My pulse hammers. There’s the instinct to run. This might mean danger.

There’s a stronger instinct.

Someone is hurt. Someone needs aid.

Heart pounding in my throat, I climb the steps and fumble for the cabin door.

Rusty hinges squeal as I push it open.

A gust of wind howls through the cracks in the walls, lifting the smell of rot and damp earth into the room. The wooden floor groans under my steps, and—movement.

I shoot my head up.

A single candle flickers in the corner of the room, casting shadows over a hunched figure . . . and a dead body.

I scream.

My scream is short and sharp, and then I’m storming across the room brandishing the only weapon I could find: an ostrich duster. It might be a shock of feathers at one end, but I wield it adamantly.

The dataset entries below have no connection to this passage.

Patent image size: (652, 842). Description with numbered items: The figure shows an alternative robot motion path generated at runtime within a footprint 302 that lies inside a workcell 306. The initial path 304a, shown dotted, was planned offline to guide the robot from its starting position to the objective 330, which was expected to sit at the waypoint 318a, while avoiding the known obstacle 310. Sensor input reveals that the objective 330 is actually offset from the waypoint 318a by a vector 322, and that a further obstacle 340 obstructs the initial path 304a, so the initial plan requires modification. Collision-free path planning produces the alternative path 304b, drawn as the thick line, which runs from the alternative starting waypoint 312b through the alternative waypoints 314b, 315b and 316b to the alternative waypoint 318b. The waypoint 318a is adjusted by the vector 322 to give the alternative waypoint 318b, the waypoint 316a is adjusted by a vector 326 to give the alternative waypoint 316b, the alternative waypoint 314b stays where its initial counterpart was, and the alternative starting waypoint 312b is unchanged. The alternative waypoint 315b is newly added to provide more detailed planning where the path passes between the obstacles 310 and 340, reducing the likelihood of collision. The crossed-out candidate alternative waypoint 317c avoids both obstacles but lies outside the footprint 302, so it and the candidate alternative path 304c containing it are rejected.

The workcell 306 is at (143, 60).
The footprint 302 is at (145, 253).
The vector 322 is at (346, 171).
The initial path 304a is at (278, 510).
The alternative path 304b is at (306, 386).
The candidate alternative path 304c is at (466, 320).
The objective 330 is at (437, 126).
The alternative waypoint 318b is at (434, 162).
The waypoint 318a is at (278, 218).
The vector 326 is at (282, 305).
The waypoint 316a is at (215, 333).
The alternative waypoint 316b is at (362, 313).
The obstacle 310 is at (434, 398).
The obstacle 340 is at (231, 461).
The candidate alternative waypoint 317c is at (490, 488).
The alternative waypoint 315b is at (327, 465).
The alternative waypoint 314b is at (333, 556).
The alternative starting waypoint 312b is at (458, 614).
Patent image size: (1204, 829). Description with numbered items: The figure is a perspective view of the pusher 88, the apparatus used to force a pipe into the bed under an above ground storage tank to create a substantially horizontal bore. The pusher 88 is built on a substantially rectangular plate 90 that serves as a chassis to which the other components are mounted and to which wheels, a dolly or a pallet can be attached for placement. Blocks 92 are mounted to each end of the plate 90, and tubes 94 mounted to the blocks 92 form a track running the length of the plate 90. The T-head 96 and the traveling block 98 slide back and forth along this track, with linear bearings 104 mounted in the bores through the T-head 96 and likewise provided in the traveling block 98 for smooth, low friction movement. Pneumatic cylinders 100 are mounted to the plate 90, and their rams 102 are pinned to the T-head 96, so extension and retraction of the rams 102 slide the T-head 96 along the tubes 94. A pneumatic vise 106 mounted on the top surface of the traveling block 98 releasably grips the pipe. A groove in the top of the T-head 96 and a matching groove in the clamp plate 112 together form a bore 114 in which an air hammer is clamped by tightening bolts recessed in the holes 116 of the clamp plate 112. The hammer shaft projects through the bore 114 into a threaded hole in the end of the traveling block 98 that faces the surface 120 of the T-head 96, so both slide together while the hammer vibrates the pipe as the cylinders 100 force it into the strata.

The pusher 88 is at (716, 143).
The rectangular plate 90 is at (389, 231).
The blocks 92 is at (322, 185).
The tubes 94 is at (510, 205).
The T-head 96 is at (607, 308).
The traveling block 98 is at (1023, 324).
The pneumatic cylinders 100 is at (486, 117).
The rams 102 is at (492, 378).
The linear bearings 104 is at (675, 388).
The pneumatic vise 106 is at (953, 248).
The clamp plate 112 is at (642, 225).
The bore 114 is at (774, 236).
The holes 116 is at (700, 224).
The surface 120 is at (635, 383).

At my ruckus, the hunched male figure tenses, but does not turn until I’m a feather’s width away. When he does, when he unravels himself with the help of a cane, I’m the one who freezes, arm extended, weapon pointed at his face.

“Quin?”

Quin prods a finger into my feather duster and steers it down. “Arcane Sovereign. You’re a lost cause. Next time, run.”

My gaze drops and zips along his limbs. “There was blood. I had to come in.”

“Ah, like any sensible person.”

I lift the duster and give him a good . . . dusting. He shakes his head in dismay.

“Why are you here?” I ask.

He grinds his cane against the floorboards. “Why are you?”

“I’m not hiding. I mean, I am hiding. I don’t want my face seen. And . . . Grandfather had a lot of books on snake venoms.” I gesticulate wildly to the cabin and everything in it, halting at the dead body behind Quin. “All this belonged to him.”

I frown as something about the body prickles my senses. I put down my duster, pick up the candle, and kneel at the side of the decaying redcloak. I look up at Quin, expectantly.

“There’s another behind that shelf.”

I startle.

“Don’t worry. That one’s alive, though slightly damaged.”

The blood . . .

I rise and round the shelf to another prone body and an unconscious but familiar face. “Vitalian Dimos.”

“Quite the day for the lost being found,” Quin murmurs, gaze straying from my hands to the clasp on my cloak.

I swallow. “Get me some cloth.”

I tie up the deep cut on Dimos’s arm and eye Quin, who is leaning nonchalantly on the wall beside us. “Why didn’t you heal him?” This much Quin could do alone.

“At this point, he’s lucky to have his head.”

I give him a chastising headshake.

“He was dragging a dead redcloak through the woods.”

“You followed him?”

“In case he led me to more bodies.”

“Just the one, then?”

“Mm.”

“What has he told you?”

“He threw a spell, I shielded, he got knocked off his feet and landed on something that did that to his arm. He tried another spell and I knocked him out.”

“In other words, you haven’t asked.”

“Shall we now?” He thrusts his hand outward and hits our suspect’s acupoints.

The vitalian groans as he sits against the bookshelves. “Who are you? What do you want?” He squints at us and lingers on me. “You. You’re the par-linea with ruined meridians.”

I wince. He’d been very rude the first time I’d talked to him, but that didn’t necessarily make him a bloodthirsty killer. Although finding him with a dead body in a decrepit cabin in the woods . . .

Quin grabs hold of the man’s shirt and hauls him forward. “The soldiers. What did you do to them?”